Two views. F2F was a both a triumph and a disaster. It recast American ag policy toward the global market – setting the stage for today’s global ag trade talks – and only cost a cool $50 billion-plus more than its estimated $42 billion price tag.
It’s too early to tell if the Roberts’ plan will work the same bipolar magic on the national intelligence community.
If the results are as decidedly mixed as F2F, though, his cure could become a disaster.
Out the door. Speaking of mixed results, Dan Amstutz, USDA’s senior ministry advisor for agriculture in Iraq, quietly left that post in late 2003 after just eight months.
The appointment of Amstutz, who co-chaired Iraq’s post-war ag industry with Trevor Flugge, past boss of the Australia Wheat Board, was seen as a sop to global agbiz because of his former ties to Cargill, Goldman Sachs, and other ag masters of the universe.
Despite that pedigree, many U.S. farm groups were unimpressed with Amstutz. They predicted that Australian Flugge and his buds at the Wheat Board would get the best of our man in Baghdad.
They’re right. By recent estimates, the farmers were right.
Under Amstutz, reported Reuters last December, 2003 U.S. wheat exports to Iraq totaled 32,000 metric tons; Australia sold 800,000 metric tons of wheat to Iraq in Sept. 2003 alone.
The U.S. had hopes to send more than 600,000 metric tons of food aid to Iraq last year.
If it’s any consolation, Flugge left his Iraq post in April – about the time Amstutz was back into his old job as a Washington ag consultant.
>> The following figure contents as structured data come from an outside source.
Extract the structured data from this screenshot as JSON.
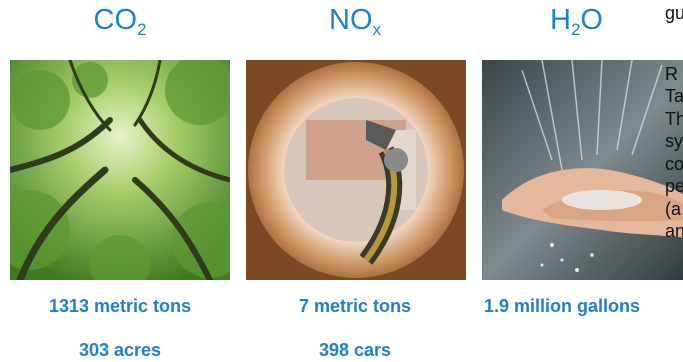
{
  "columns": [
    {
      "heading": {
        "base": "CO",
        "sub": "2"
      },
      "stat1": "1313 metric tons",
      "stat2": "303 acres",
      "image": "forest-canopy"
    },
    {
      "heading": {
        "base": "NO",
        "sub": "x"
      },
      "stat1": "7 metric tons",
      "stat2": "398 cars",
      "image": "fuel-nozzle"
    },
    {
      "heading": {
        "base": "H",
        "sub": "2",
        "tail": "O"
      },
      "stat1": "1.9 million gallons",
      "image": "water-hands"
    }
  ],
  "side_text": {
    "first": "gu",
    "lines": [
      "R",
      "Ta",
      "Th",
      "sy",
      "co",
      "pe",
      "(a",
      "an"
    ]
  },
  "colors": {
    "accent": "#1f7fd0"
  }
}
Cargill’s back. Cargill is back, too. According to the Aug. 23 Miami Herald, Cargill, the company that plans to import Brazilian ethanol into the U.S. through El Salvador, is sparking a new controversy in Brazil.
According to the Herald, Cargill’s “new, $20 million soybean export terminal in Santarem,” which serves the giant soybean farms of Mato Grosso, is fueling a wave of squatters rushing to claim – then destroy – rain forest and cash in the continuing Brazilian soybean bonanza.
Cargill, notes the Herald, says the connection between it and future deforestation “is attributing way too much to the terminal.”
Cargill probably is right. After all, its Aug. 11 announcement to invest $100 million in Russian malt and sweetener plants, its Aug. 16 opening of its sixth soybean processing plant in the Brazilian state of Goias and its Aug. 17 disclosure to shutter a Texas corn sweetener plant hasn’t caused any deforestation in those places.